Table 1.5 is a Python application that can generate a table that is adjunct to a typical Table 1 (association statistics). Table 1.5 goes beyond static association by analyzing the impact that a change in each single feature has to changes in the outcome.

Installation

Use the package manager pip to install Table1.5.

pip install table15

Code Structure

table15
├── LICENSE
├── README.md
│       ├── __init__.py
│       ├── magec_sensitivity.py
│       ├── mimic_queries.py
│       ├── mimic_utils.py
│       ├── rbo.py
│       └── table15
│           ├── __init__.py
│           ├── __main__.py
│           ├── magec_utils.py
│           ├── pima_utils.py
│           ├── pipeline_utils.py
│           ├── runner.py
│           ├── utils
│           │   ├── __init__.py
│           │   ├── data_utils.py
│           │   ├── magec_utils.py
│           │   ├── model_utils.py
│           │   ├── pima_utils.py
│           │   └── pipeline_utils.py
│           └── viewer.py
├── pyproject.toml
├── src
│   ├── __init__.py
│   ├── data
│   │   ├── diabetes.csv
│   │   ├── healthcare-dataset-stroke-data.csv
│   │   └── linear_data.csv
│   ├── table15
│   │   ├── __init__.py
│   │   ├── __main__.py
│   │   ├── configs
│   │   │   ├── data_configs
│   │   │   │   ├── pima_full.yaml
│   │   │   │   ├── pima_lite.yaml
│   │   │   │   └── stroke_full.yaml
│   │   │   ├── model_configs
│   │   │   │   ├── deep_models_configs
│   │   │   │   │   └── multi_layer_perceptron_1.yaml
│   │   │   │   ├── ensemble_configs
│   │   │   │   │   ├── random_forrest_cc_1.yaml
│   │   │   │   │   └── voting_classifier_1.yaml
│   │   │   │   ├── linear_model_configs
│   │   │   │   │   ├── lr_1.yaml
│   │   │   │   │   ├── lr_2.yaml
│   │   │   │   │   └── lr_cv_1.yaml
│   │   │   │   └── svm_configs
│   │   │   │       ├── linear_svm_cc_1.yaml
│   │   │   │       └── svm_1.yaml
│   │   │   └── pipeline_configs
│   │   │       ├── linear.yaml
│   │   │       ├── pima.yaml
│   │   │       ├── stroke.yaml
│   │   │       └── synth_data.yaml
│   │   ├── configs.py
│   │   ├── models
│   │   │   ├── __init__.py
│   │   │   ├── deep_models.py
│   │   │   ├── ensemble_models.py
│   │   │   ├── linear_models.py
│   │   │   ├── model.py
│   │   │   ├── model_factory.py
│   │   │   ├── svm_models.py
│   │   │   └── test_linear_model.py
│   │   ├── perturbations
│   │   │   ├── __init__.py
│   │   │   ├── group_perturbation.py
│   │   │   ├── perturbation.py
│   │   │   └── z_perturbation.py
│   │   ├── runner.py
│   │   └── utils
│   │       ├── __init__.py
│   │       ├── data_tables.py
│   │       ├── magec_utils.py
│   │       ├── models_container.py
│   │       └── pipeline_utils.py
│   └── table15.egg-info
└── tests
    ├── configs
    │   └── t_configs.yaml
    ├── test_perturbations.py
    └── test_pipeline_utils.py

Usage

To generate Table 1.5, the main entry point is through runner.py.

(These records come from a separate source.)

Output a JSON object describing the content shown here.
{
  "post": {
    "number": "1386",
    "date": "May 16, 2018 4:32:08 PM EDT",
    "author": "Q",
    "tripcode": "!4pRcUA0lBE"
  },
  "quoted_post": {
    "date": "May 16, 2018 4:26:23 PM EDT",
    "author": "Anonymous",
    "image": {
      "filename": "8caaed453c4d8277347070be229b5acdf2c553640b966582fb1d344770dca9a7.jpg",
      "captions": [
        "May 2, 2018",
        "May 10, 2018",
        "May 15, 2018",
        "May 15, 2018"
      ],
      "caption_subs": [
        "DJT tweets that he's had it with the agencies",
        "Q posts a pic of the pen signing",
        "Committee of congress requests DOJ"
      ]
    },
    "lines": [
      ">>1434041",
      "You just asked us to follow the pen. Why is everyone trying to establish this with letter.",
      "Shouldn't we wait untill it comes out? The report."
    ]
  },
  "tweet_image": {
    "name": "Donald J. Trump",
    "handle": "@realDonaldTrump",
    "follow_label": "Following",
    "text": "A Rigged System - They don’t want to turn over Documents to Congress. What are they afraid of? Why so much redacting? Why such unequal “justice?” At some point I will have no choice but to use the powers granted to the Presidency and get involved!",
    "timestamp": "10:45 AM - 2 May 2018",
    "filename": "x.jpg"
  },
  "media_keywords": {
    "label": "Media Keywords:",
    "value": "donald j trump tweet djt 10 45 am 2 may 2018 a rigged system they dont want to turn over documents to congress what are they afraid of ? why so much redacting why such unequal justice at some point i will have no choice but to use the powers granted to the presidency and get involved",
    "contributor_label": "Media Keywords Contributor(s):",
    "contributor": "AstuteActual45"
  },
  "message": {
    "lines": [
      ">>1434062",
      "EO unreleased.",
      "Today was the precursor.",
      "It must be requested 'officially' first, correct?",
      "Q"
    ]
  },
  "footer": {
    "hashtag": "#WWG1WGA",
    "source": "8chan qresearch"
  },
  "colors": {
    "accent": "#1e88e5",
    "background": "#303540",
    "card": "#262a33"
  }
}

This takes a single parameter pipeline_configs_path, which contains arguments to run the pipeline, as well as references to other configs (Data Configs, Model Configs) that are necessary to run the pipeline. Generate a Pipeline Configs yaml (example at src/table15/configs/pipeline_configs/stroke.yaml) that contains general parameters for the pipeline that are meant to be changed frequently for different runs. Reference a Data Configs yaml (example at src/table15/configs/pipeline_configs/stroke.yaml) that references configs related to data and are meant to be more static (ie, we don't change the data arguments very often) Also reference a set of Model Configs yamls (example at src/table15/configs/model_configs/linear_model_configs/lr_1.yaml), which almost never change except for tuning and when implementing a new model. Together, these can be used to generate Table 1.5

import table15
table15.runner.run(`path_to_pipeline_configs_yaml`)

Support

Issues and support can be directed to @KaleRP

Contributing

Pull requests are welcome. For major changes, please open an issue first to discuss what you would like to change.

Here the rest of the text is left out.